Learning Theory In a group project in learning theory, a mathematical model for the proportion \(P\) of correct responses after \(n\) trials was found to be $$ P=\frac{0.83}{1+e^{-0.2 n}} $$ (a) Find the limiting proportion of correct responses as \(n\) approaches infinity. (b) Find the rates at which \(P\) is changing after \(n=3\) trials and \(n=10\) trials.

Short answer

The limiting proportion as \(n\) approaches infinity is \(0.83\). The rates at which \(P\) is changing for \(n=3\) and \(n=10\) trials can be calculated by substituting the respective \(n\) values into the derivative of \(P\), obtained as \(\frac{0.166 * e^{-0.2n}}{(1+e^{-0.2n})^2}\).

Step-by-step solution

Find the Limiting Proportion of Correct Responses

To find the limiting proportion \(P\) as \(n\) approaches infinity, we simply take the limit of the function as \(n\) approaches infinity. In mathematical terms, we need to compute: \[ \lim_{n \to \infty} \frac{0.83}{1+e^{-0.2 n}} \] As numeral values increase, \(e^{-0.2n}\) approaches zero, because any number raised to a negative infinity power is zero. Therefore, our expression simplifies to: \[ \lim_{n \to \infty} \frac{0.83}{1+0} = \frac{0.83}{1} \]

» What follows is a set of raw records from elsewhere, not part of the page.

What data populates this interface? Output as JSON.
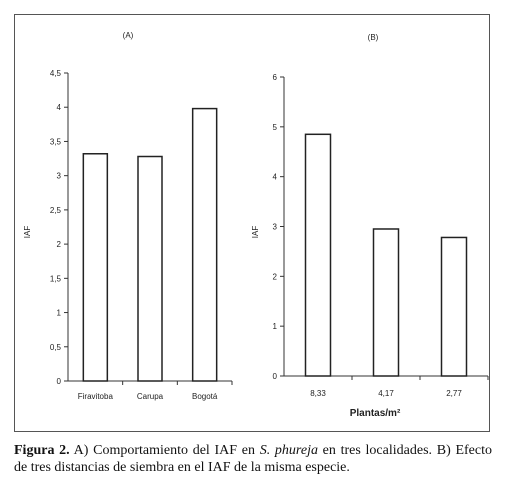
{
  "chart_data": [
    {
      "type": "bar",
      "title": "(A)",
      "xlabel": "",
      "ylabel": "IAF",
      "ylim": [
        0,
        4.5
      ],
      "yticks": [
        "0",
        "0,5",
        "1",
        "1,5",
        "2",
        "2,5",
        "3",
        "3,5",
        "4",
        "4,5"
      ],
      "categories": [
        "Firavitoba",
        "Carupa",
        "Bogotá"
      ],
      "values": [
        3.32,
        3.28,
        3.98
      ]
    },
    {
      "type": "bar",
      "title": "(B)",
      "xlabel": "Plantas/m²",
      "ylabel": "IAF",
      "ylim": [
        0,
        6
      ],
      "yticks": [
        "0",
        "1",
        "2",
        "3",
        "4",
        "5",
        "6"
      ],
      "categories": [
        "8,33",
        "4,17",
        "2,77"
      ],
      "values": [
        4.85,
        2.95,
        2.78
      ]
    }
  ],
  "caption": {
    "label": "Figura 2.",
    "text_a": " A) Comportamiento del IAF en ",
    "species": "S. phureja",
    "text_b": " en tres localidades. B) Efecto de tres distancias de siembra en el IAF de la misma especie."
  },
  "colors": {
    "bar_fill": "#ffffff",
    "bar_stroke": "#222222",
    "axis": "#333333"
  }
}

Differentiate The Function

Firstly, calculate derivative of the given function \(P = 0.83 / (1 + e^{-0.2n})\) We will begin by noting the function as \(P = 0.83 * (1+e^{-0.2n})^{-1}\). Now using chain rule and the definition of the derivative of an exponential function, we get: \[ \frac{dP}{dn} = 0.83 * -1 * (1+e^{-0.2n})^{-2} * e^{-0.2n} * -0.2 \] Simplifying, \[ \frac{dP}{dn} = \frac{0.166 * e^{-0.2n}}{(1+e^{-0.2n})^2} \]

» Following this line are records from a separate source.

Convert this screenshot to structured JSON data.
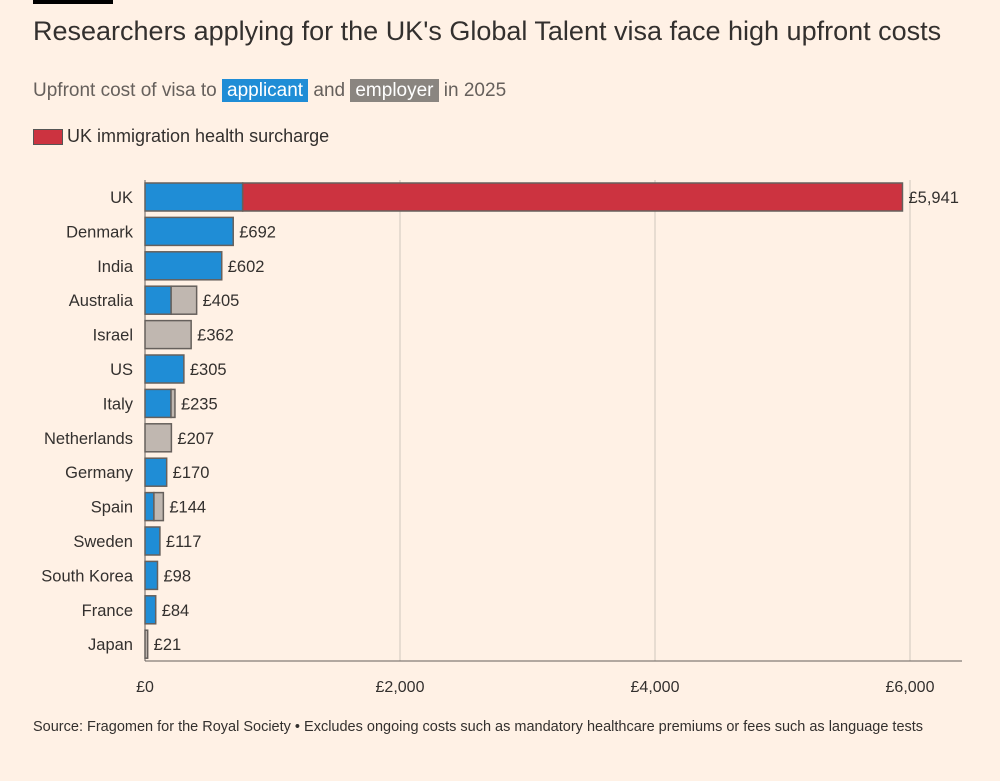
{
  "title": "Researchers applying for the UK's Global Talent visa face high upfront costs",
  "subtitle": {
    "prefix": "Upfront cost of visa to",
    "applicant": "applicant",
    "and": "and",
    "employer": "employer",
    "suffix": "in 2025"
  },
  "legend": {
    "surcharge": "UK immigration health surcharge"
  },
  "colors": {
    "applicant": "#1f8dd6",
    "employer": "#c0b7b0",
    "surcharge": "#cc3340",
    "background": "#fff1e5"
  },
  "source": "Source: Fragomen for the Royal Society • Excludes ongoing costs such as mandatory healthcare premiums or fees such as language tests",
  "chart_data": {
    "type": "bar",
    "orientation": "horizontal",
    "stacked": true,
    "categories": [
      "UK",
      "Denmark",
      "India",
      "Australia",
      "Israel",
      "US",
      "Italy",
      "Netherlands",
      "Germany",
      "Spain",
      "Sweden",
      "South Korea",
      "France",
      "Japan"
    ],
    "series": [
      {
        "name": "applicant",
        "values": [
          766,
          692,
          602,
          205,
          0,
          305,
          204,
          0,
          170,
          70,
          117,
          98,
          84,
          0
        ]
      },
      {
        "name": "employer",
        "values": [
          0,
          0,
          0,
          200,
          362,
          0,
          31,
          207,
          0,
          74,
          0,
          0,
          0,
          21
        ]
      },
      {
        "name": "UK immigration health surcharge",
        "values": [
          5175,
          0,
          0,
          0,
          0,
          0,
          0,
          0,
          0,
          0,
          0,
          0,
          0,
          0
        ]
      }
    ],
    "labels": [
      "£5,941",
      "£692",
      "£602",
      "£405",
      "£362",
      "£305",
      "£235",
      "£207",
      "£170",
      "£144",
      "£117",
      "£98",
      "£84",
      "£21"
    ],
    "totals": [
      5941,
      692,
      602,
      405,
      362,
      305,
      235,
      207,
      170,
      144,
      117,
      98,
      84,
      21
    ],
    "xlim": [
      0,
      6400
    ],
    "xticks": [
      0,
      2000,
      4000,
      6000
    ],
    "xtick_labels": [
      "£0",
      "£2,000",
      "£4,000",
      "£6,000"
    ],
    "grid": "vertical"
  }
}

Evaluate The Derivative At Specific Points

Next, we substitute \(n = 3\) and \(n = 10\) into \(\frac{dP}{dn}\), respectively. When \(n = 3\), \[ \frac{dP}{dn} = \frac{0.166 * e^{-0.2*3}}{(1+e^{-0.2*3})^2} \] Similarly, when \(n = 10\), \[ \frac{dP}{dn} = \frac{0.166 * e^{-0.2*10}}{(1+e^{-0.2*10})^2} \] Compute these values for the rate of change of proportion at the specific trials.